The asymmetry that changes the decision is supplied by the constraint. A stoppage on the bottleneck costs the hourly margin of the entire line; a stoppage on a machine buffered by downstream inventory costs almost nothing. The pragmatic rule is sharp: predict where stopping is expensive, let it break where stopping is cheap. The sensor goes on the constraint, not everywhere.
Third gate: the rare numbers
The subtlest obstacle remains, and it is pure arithmetic. The failures that matter are rare. And on rare events even an excellent detector produces mostly false alarms.
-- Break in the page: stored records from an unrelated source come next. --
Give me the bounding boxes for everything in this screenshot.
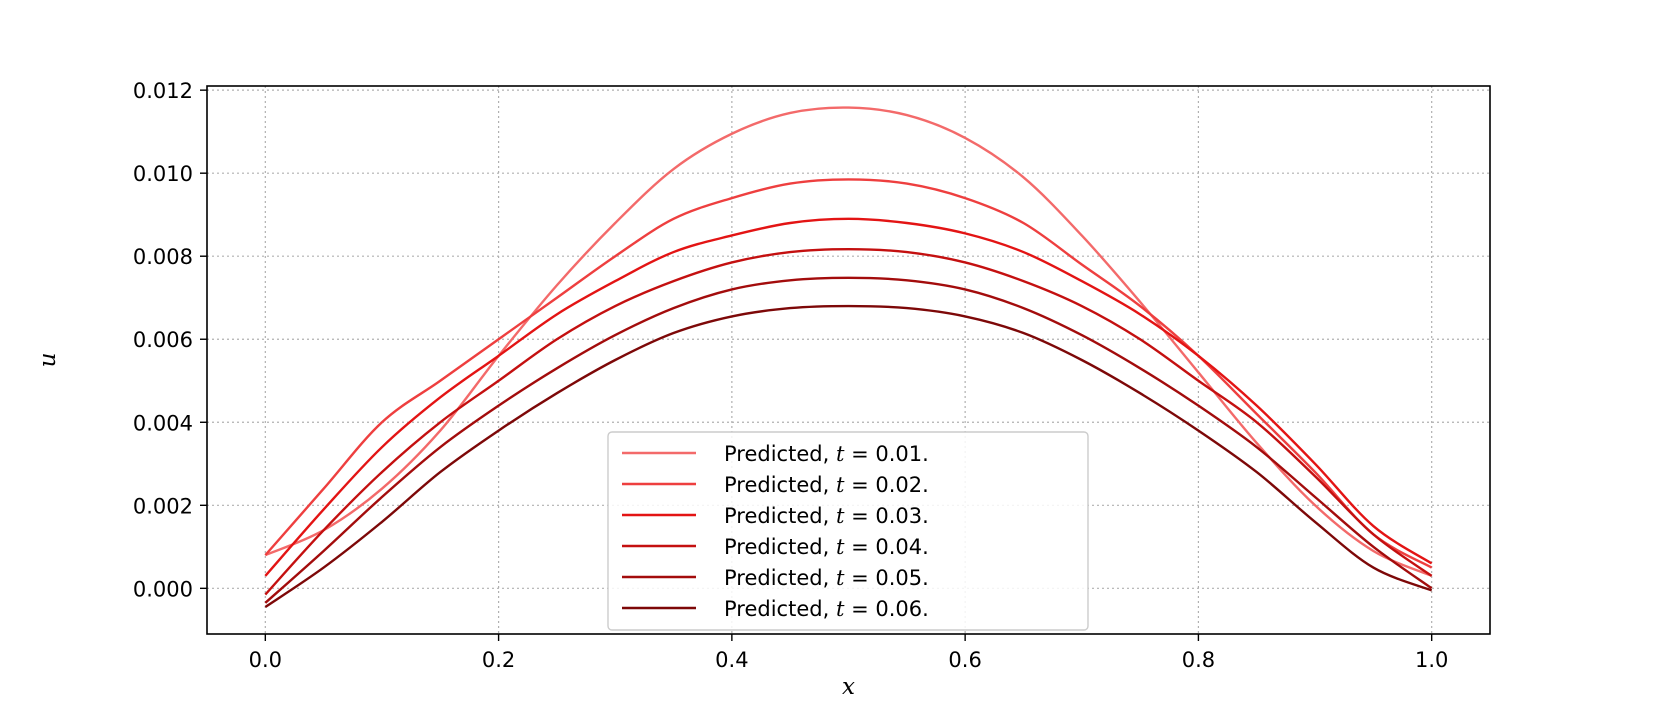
series-line-t-0.04	[264, 247, 1433, 596]
x-tick-label: 0.6	[948, 648, 981, 672]
y-axis-label: u	[35, 353, 61, 368]
series-lines	[264, 106, 1433, 609]
series-line-t-0.06	[264, 304, 1433, 609]
y-tick-label: 0.002	[133, 494, 193, 518]
legend-entry-label: Predicted, t = 0.01.	[724, 442, 929, 466]
y-tick-label: 0.004	[133, 411, 193, 435]
x-axis-label: x	[842, 674, 855, 700]
plot-frame	[206, 85, 1491, 635]
series-line-t-0.05	[264, 276, 1433, 604]
y-tick-label: 0.006	[133, 328, 193, 352]
legend-entry-label: Predicted, t = 0.03.	[724, 504, 929, 528]
legend-box	[607, 431, 1089, 631]
x-tick-label: 1.0	[1415, 648, 1448, 672]
series-line-t-0.02	[264, 178, 1433, 569]
y-tick-label: 0.000	[133, 577, 193, 601]
legend-entry-label: Predicted, t = 0.05.	[724, 566, 929, 590]
x-tick-label: 0.8	[1182, 648, 1215, 672]
x-tick-label: 0.4	[715, 648, 748, 672]
x-tick-label: 0.0	[249, 648, 282, 672]
legend-entry-label: Predicted, t = 0.02.	[724, 473, 929, 497]
y-tick-label: 0.012	[133, 79, 193, 103]
legend: Predicted, t = 0.01. Predicted, t = 0.02.…	[607, 431, 1089, 631]
axis-ticks: 0.0 0.2 0.4 0.6 0.8 1.0 0.000 0.002 0.004 0.006 0.…	[133, 79, 1449, 672]
y-tick-label: 0.010	[133, 162, 193, 186]
y-tick-label: 0.008	[133, 245, 193, 269]
legend-entry-label: Predicted, t = 0.06.	[724, 597, 929, 621]
legend-entry-label: Predicted, t = 0.04.	[724, 535, 929, 559]
series-line-t-0.03	[264, 217, 1433, 577]
x-tick-label: 0.2	[482, 648, 515, 672]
It's Bayes' theorem applied to diagnostics: with a low base rate, the positive predictive value — the share of alarms that correspond to a real failure — collapses, however accurate the model. A classifier boasting 95% accuracy on a balanced test set can prove useless on an event that happens once in five hundred: the number that matters is not accuracy on the test bench, but precision at the real rate. The "balanced set" lies.
The consequences are two, and both corrosive. The first is the erosion of trust: after a few empty alarms, the team learns to ignore them — the boy who cried wolf. The second is crueler. Every false alarm acted upon is an unnecessary maintenance; and every intervention on a working system returns it to its infancy, that is, to the infant-mortality zone we started from. The predictive program, poorly calibrated, ends up manufacturing the very failures it was meant to prevent.
Three gates, one conclusion
A prediction pays only when the three gates are open together: there is an actionable warning window, the decision genuinely changes, and the numbers are frequent enough to make the alarm credible. Detectability, decision, discriminability. Predictive maintenance is sold on the first — the sensor, the data, the algorithm — but almost always dies on the second or the third. That is why technically flawless programs return so little: the limit was never where we were looking for it.
The maturity of a maintenance function, then, is not measured by the number of sensors installed, but by the rigor with which it decides where prediction earns its cost — and, above all, where it does not.
There is an elegant inversion at the bottom of all this. The good maintenance engineer sometimes chooses, deliberately, not to know. Predicting everything is not sophistication: it is having failed to do the math. The right question is never "is this failure predictable?", but "what decision would change if I could predict it, and is that change worth its price?". Letting a machine break, chosen with eyes open, is not the sign of a primitive system. It is the sign of a system that has understood the economics of what it does.